Maybe the security researchers and major news sites are afraid of the ramifications due to the political environment?

[torbsteph]

Thank you for the interesting analysis.
Interesting that Musk is carrying out his absurd handover from X to xAI now of all times.
Could also have something to do with this data breach to cover up this breach and his financial problems with X from creditors. After all, Musk borrowed an immense sum from a major bank to buy Twitter from shareholders.

See Musk "DESPERATELY Bails Himself Out with IMAGINARY $80B!" from Stephen Woodford
And last Video from Mark Thompson.

[chanvria]

Sometimes, you feel crazy... you're certain of something, but it seems that everyone is trying to convince you otherwise. That's how I feel right now. The biggest social media breach ever, info on 2.8 billion user accounts leaked, that could have emails/phones/passwords not yet leaked... and lots of uninformed "Oh, they only have 335M users, the breach proves X is 80% bots" and "It's just a mix of old public data", tied in with a "Could there really be 2.8 billion accounts?" (to which no security researchers respond). Hopefully I'm not beating a dead horse here.

So, I've prepared a detailed analysis. Like about 8 page long (but intended for non-geeks to be able to read). A few key points:

Yes, X definitely has/had at least around 2.8 billion "live" accounts (e.g. ones that you can go to their page at X).

No, it's not 335M "live" accounts and 2.5B bots.

This came from someone who had access to the Twitter database that was restricted and not known to the outside world (either a hacker or employee)... in which case from a security standpoint you have to assume that they have emails, phones, passwords (unless/until X investigates and can state otherwise).

The file is available at https://gofile.io/d/l6lbY9.

I'm happy to answer questions, help security researchers find the files if needed, etc. PMs here are easy, but you can also contact me via Telegram at @ThinkingOne.

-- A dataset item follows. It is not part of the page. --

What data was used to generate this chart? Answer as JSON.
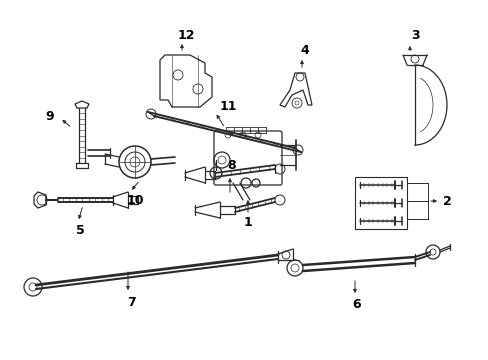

The only things you proved is that you dont know what scrapping nor API abuse are.
Thats why you dont write an analysis when your mind is already set on a conclusion. Thats not an analysis, its a thesis statement at most.
But eh at least Forbes used your lack of knowledge to spread FUD coz they hate musk and trump or something.

for reference, the best tools to scrape will let you do at best, 40 million a day, but to come up with the usernames needed when most of them dont even exist in leaks is impossible , one would have to send twitter a minimum of 200 billion requests, which would take over 10 years, in 2022 scraping usernames was way easier but even at 500 million requests a day, you would need a year, minimum.

I guess everyone is limited to 1 box and 1 account to scrap or send their API requests. ¯\_(ツ)_/¯
This kind of half-baked thought is always a nice reminder that im not reading an XSS post.


Sorry if my post sounds mean but please stop talking about things you dont master.